23.10.2009

Lohnsteuerhaftung | PKW-Privatnutzung des Gesellschafter-GF bei Nutzungsverbot (FG)

Das FG Niedersachsen hat entschieden, dass in allen Fällen, in denen ein Gesellschafter-Geschäftsführer einen Betriebs-PKW ohne entsprechende Gestattung der Gesellschaft für private Zwecke nutzt, eine vGA anzusetzen ist. Ein lohnsteuerpflichtiger Sachbezug kann in diesen Fällen nicht angenommen werden (FG Niedersachsen, Urteil v. 19.3.2009 – 11 K 83/07).

Sachverhalt: Streitig ist, ob die Klägerin zu Recht aufgrund einer trotz Verbots erfolgten Privatnutzung ihres Gesellschafter-Geschäftsführers (R) in Haftung genommen wurde.

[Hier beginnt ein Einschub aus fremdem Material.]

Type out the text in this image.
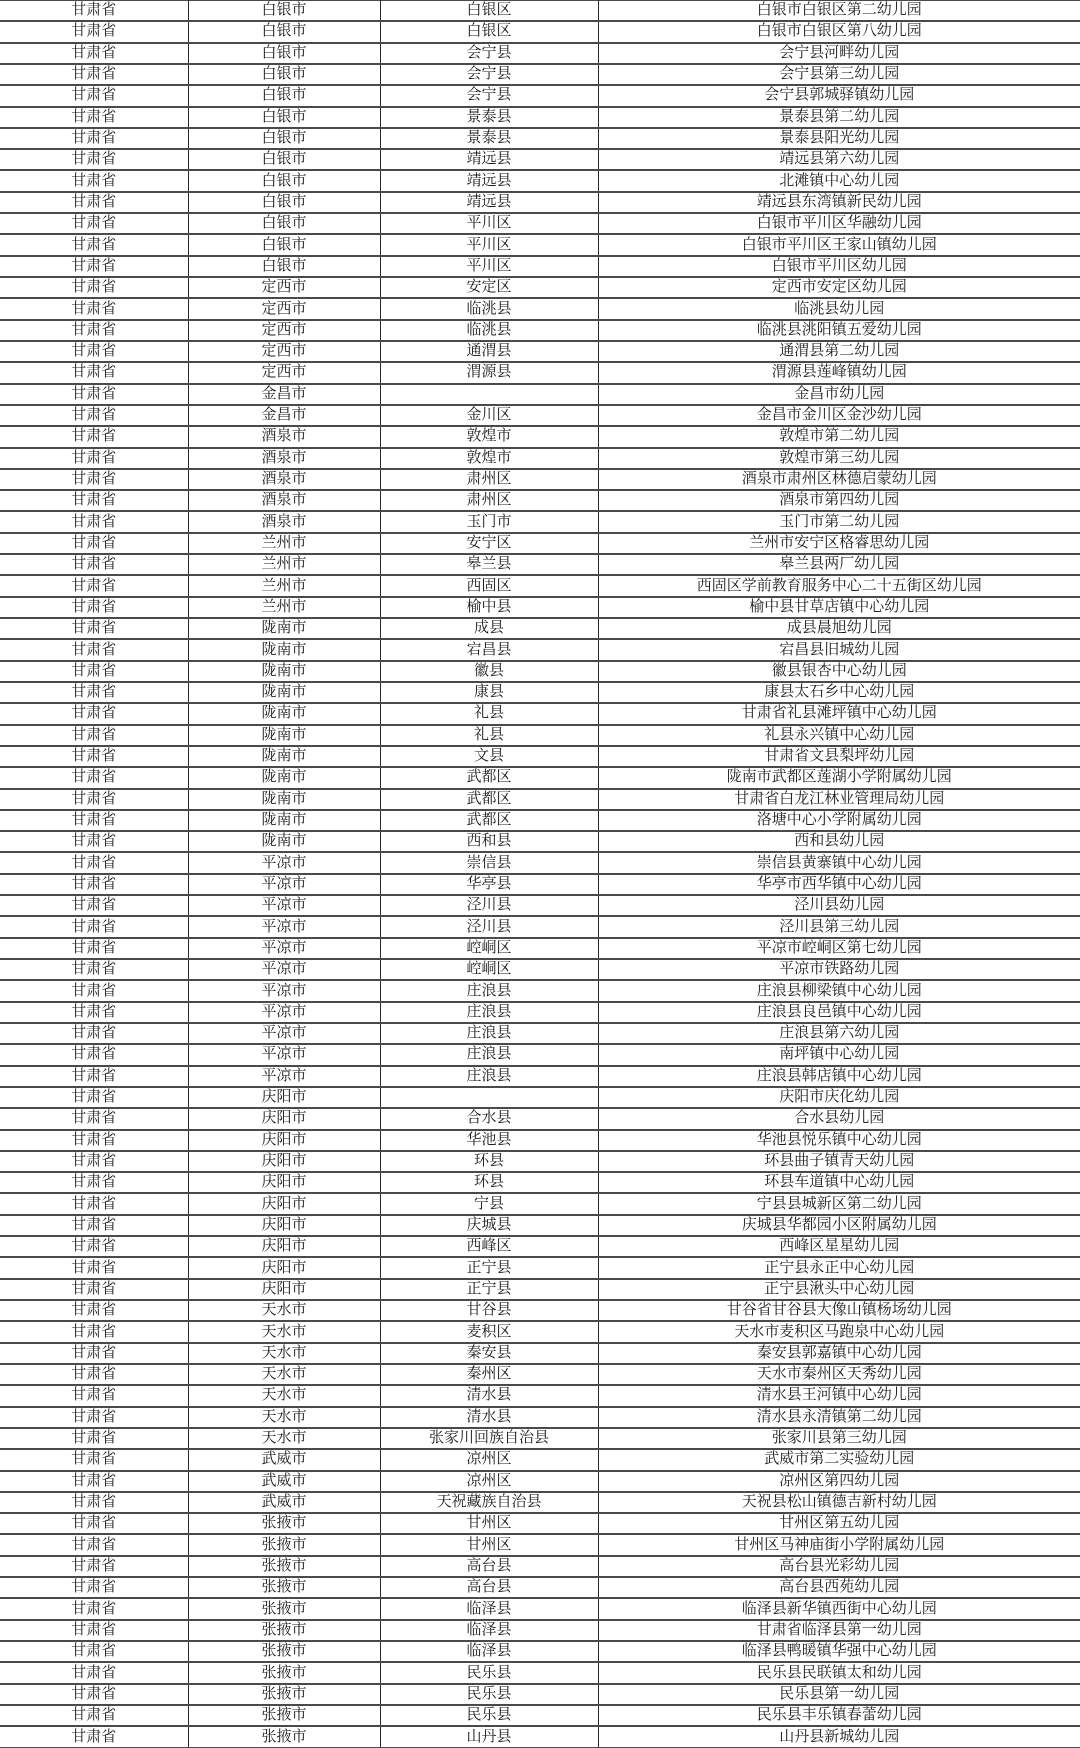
甘肃省	白银市	白银区	白银市白银区第二幼儿园
甘肃省	白银市	白银区	白银市白银区第八幼儿园
甘肃省	白银市	会宁县	会宁县河畔幼儿园
甘肃省	白银市	会宁县	会宁县第三幼儿园
甘肃省	白银市	会宁县	会宁县郭城驿镇幼儿园
甘肃省	白银市	景泰县	景泰县第二幼儿园
甘肃省	白银市	景泰县	景泰县阳光幼儿园
甘肃省	白银市	靖远县	靖远县第六幼儿园
甘肃省	白银市	靖远县	北滩镇中心幼儿园
甘肃省	白银市	靖远县	靖远县东湾镇新民幼儿园
甘肃省	白银市	平川区	白银市平川区华融幼儿园
甘肃省	白银市	平川区	白银市平川区王家山镇幼儿园
甘肃省	白银市	平川区	白银市平川区幼儿园
甘肃省	定西市	安定区	定西市安定区幼儿园
甘肃省	定西市	临洮县	临洮县幼儿园
甘肃省	定西市	临洮县	临洮县洮阳镇五爱幼儿园
甘肃省	定西市	通渭县	通渭县第二幼儿园
甘肃省	定西市	渭源县	渭源县莲峰镇幼儿园
甘肃省	金昌市		金昌市幼儿园
甘肃省	金昌市	金川区	金昌市金川区金沙幼儿园
甘肃省	酒泉市	敦煌市	敦煌市第二幼儿园
甘肃省	酒泉市	敦煌市	敦煌市第三幼儿园
甘肃省	酒泉市	肃州区	酒泉市肃州区林德启蒙幼儿园
甘肃省	酒泉市	肃州区	酒泉市第四幼儿园
甘肃省	酒泉市	玉门市	玉门市第二幼儿园
甘肃省	兰州市	安宁区	兰州市安宁区格睿思幼儿园
甘肃省	兰州市	皋兰县	皋兰县两厂幼儿园
甘肃省	兰州市	西固区	西固区学前教育服务中心二十五街区幼儿园
甘肃省	兰州市	榆中县	榆中县甘草店镇中心幼儿园
甘肃省	陇南市	成县	成县晨旭幼儿园
甘肃省	陇南市	宕昌县	宕昌县旧城幼儿园
甘肃省	陇南市	徽县	徽县银杏中心幼儿园
甘肃省	陇南市	康县	康县太石乡中心幼儿园
甘肃省	陇南市	礼县	甘肃省礼县滩坪镇中心幼儿园
甘肃省	陇南市	礼县	礼县永兴镇中心幼儿园
甘肃省	陇南市	文县	甘肃省文县梨坪幼儿园
甘肃省	陇南市	武都区	陇南市武都区莲湖小学附属幼儿园
甘肃省	陇南市	武都区	甘肃省白龙江林业管理局幼儿园
甘肃省	陇南市	武都区	洛塘中心小学附属幼儿园
甘肃省	陇南市	西和县	西和县幼儿园
甘肃省	平凉市	崇信县	崇信县黄寨镇中心幼儿园
甘肃省	平凉市	华亭县	华亭市西华镇中心幼儿园
甘肃省	平凉市	泾川县	泾川县幼儿园
甘肃省	平凉市	泾川县	泾川县第三幼儿园
甘肃省	平凉市	崆峒区	平凉市崆峒区第七幼儿园
甘肃省	平凉市	崆峒区	平凉市铁路幼儿园
甘肃省	平凉市	庄浪县	庄浪县柳梁镇中心幼儿园
甘肃省	平凉市	庄浪县	庄浪县良邑镇中心幼儿园
甘肃省	平凉市	庄浪县	庄浪县第六幼儿园
甘肃省	平凉市	庄浪县	南坪镇中心幼儿园
甘肃省	平凉市	庄浪县	庄浪县韩店镇中心幼儿园
甘肃省	庆阳市		庆阳市庆化幼儿园
甘肃省	庆阳市	合水县	合水县幼儿园
甘肃省	庆阳市	华池县	华池县悦乐镇中心幼儿园
甘肃省	庆阳市	环县	环县曲子镇青天幼儿园
甘肃省	庆阳市	环县	环县车道镇中心幼儿园
甘肃省	庆阳市	宁县	宁县县城新区第二幼儿园
甘肃省	庆阳市	庆城县	庆城县华都园小区附属幼儿园
甘肃省	庆阳市	西峰区	西峰区星星幼儿园
甘肃省	庆阳市	正宁县	正宁县永正中心幼儿园
甘肃省	庆阳市	正宁县	正宁县湫头中心幼儿园
甘肃省	天水市	甘谷县	甘谷省甘谷县大像山镇杨场幼儿园
甘肃省	天水市	麦积区	天水市麦积区马跑泉中心幼儿园
甘肃省	天水市	秦安县	秦安县郭嘉镇中心幼儿园
甘肃省	天水市	秦州区	天水市秦州区天秀幼儿园
甘肃省	天水市	清水县	清水县王河镇中心幼儿园
甘肃省	天水市	清水县	清水县永清镇第二幼儿园
甘肃省	天水市	张家川回族自治县	张家川县第三幼儿园
甘肃省	武威市	凉州区	武威市第二实验幼儿园
甘肃省	武威市	凉州区	凉州区第四幼儿园
甘肃省	武威市	天祝藏族自治县	天祝县松山镇德吉新村幼儿园
甘肃省	张掖市	甘州区	甘州区第五幼儿园
甘肃省	张掖市	甘州区	甘州区马神庙街小学附属幼儿园
甘肃省	张掖市	高台县	高台县光彩幼儿园
甘肃省	张掖市	高台县	高台县西苑幼儿园
甘肃省	张掖市	临泽县	临泽县新华镇西街中心幼儿园
甘肃省	张掖市	临泽县	甘肃省临泽县第一幼儿园
甘肃省	张掖市	临泽县	临泽县鸭暖镇华强中心幼儿园
甘肃省	张掖市	民乐县	民乐县民联镇太和幼儿园
甘肃省	张掖市	民乐县	民乐县第一幼儿园
甘肃省	张掖市	民乐县	民乐县丰乐镇春蕾幼儿园
甘肃省	张掖市	山丹县	山丹县新城幼儿园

In dem Anstellungsvertrag mit R ist vereinbart, dass dieser den PKW ausschließlich für geschäftliche Zwecke nutzen dürfe. Im Rahmen einer Lohnsteueraußenprüfung gelangte der Prüfer zu der Ansicht, eine Privatnutzung durch R sei nicht auszuschließen, da weder ein Fahrtenbuch geführt worden sei, noch sonst eine Überwachung der Einhaltung des Nutzungsverbots stattgefunden habe. Zudem verfüge R privat nur über ein Saab Cabrio mit Saisonkennzeichen. Das Finanzamt (FA) vertrat die Ansicht, dass die Privatnutzung im Rahmen der 1 %-Regelung als lohnsteuerpflichtiger Sachbezug zu versteuern sei und erließ einen entsprechenden Haftungsbescheid. Hiergegen richtet sich nach Erfolglosigkeit des Einspruchs die Klage.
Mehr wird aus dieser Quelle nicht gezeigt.